Sonic Memories
Observation: When you hear something for the second time, your mind returns to 'memory landmarks' set on first hearing, and are automatically recalled on second review. Try this yourself: listen to a program with a mobile audio device, such as a podcast, while taking a walk or traveling somewhere. Play the program a second time, and you will recall locations (encoded visual memories) directly associated with various parts of the program. These landmarks tend to fade over time, but if emotionally charged at time of encoding, may become more salient, especially if repeated along the same path. This could be useful for developing memory capacity in general, or for modifying memories by listening to something in specific places, then listening to it again to recall the memories. Apparently places are the 'adhesive' for sonic memory, and could be useful in changing unwanted memories by replacing them with new ones through the process of binding them with specific places.
8/30/2024:
Our experience of the world is spatiotemporal; there are 'place' cells mapped in the hippocampus, and are associated with memory. Audio books will do this, whereas paper books, even though they invoke place in the imagination, don't get replayed in the brain when read again.) Virtual environments are like books read while traveling; it doesn't imprint your memory of the place where you were reading it. If stationary, a virtual experience probably will not invoke place memory.
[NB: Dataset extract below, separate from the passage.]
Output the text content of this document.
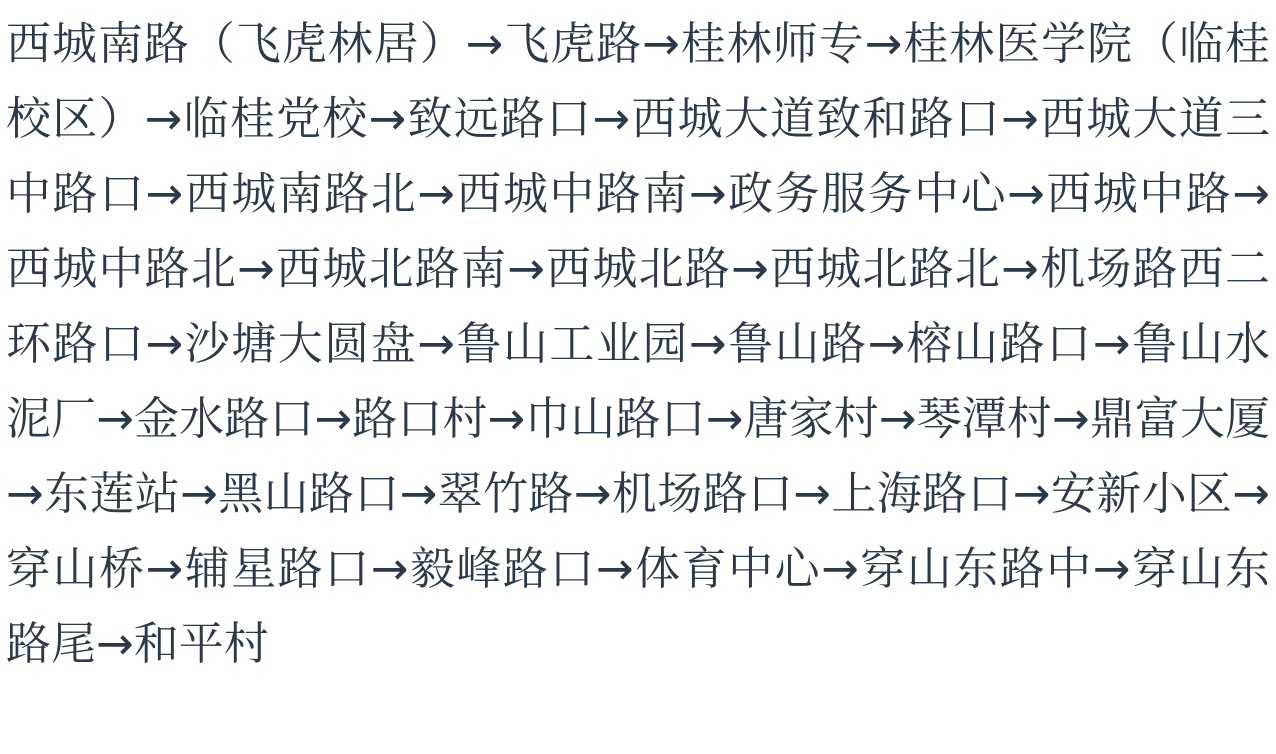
西城南路（飞虎林居）→飞虎路→桂林师专→桂林医学院（临桂校区）→临桂党校→致远路口→西城大道致和路口→西城大道三中路口→西城南路北→西城中路南→政务服务中心→西城中路→西城中路北→西城北路南→西城北路→西城北路北→机场路西二环路口→沙塘大圆盘→鲁山工业园→鲁山路→榕山路口→鲁山水泥厂→金水路口→路口村→巾山路口→唐家村→琴潭村→鼎富大厦→东莲站→黑山路口→翠竹路→机场路口→上海路口→安新小区→穿山桥→辅星路口→毅峰路口→体育中心→穿山东路中→穿山东路尾→和平村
"Two kinds of cells appear to create the mental map: place cells and grid cells. Place cells were first reported in 1970 by neuroscientist John O'Keefe. They're a dense array of cells in the limbic system that have a large number of connections with nearby parts of the brain. Each place cell seems to be programmed to fire at a high rate when the rat is at a specific location. If the rat changes location, another place cell starts to fire." (The Lost Art of Finding Our Way)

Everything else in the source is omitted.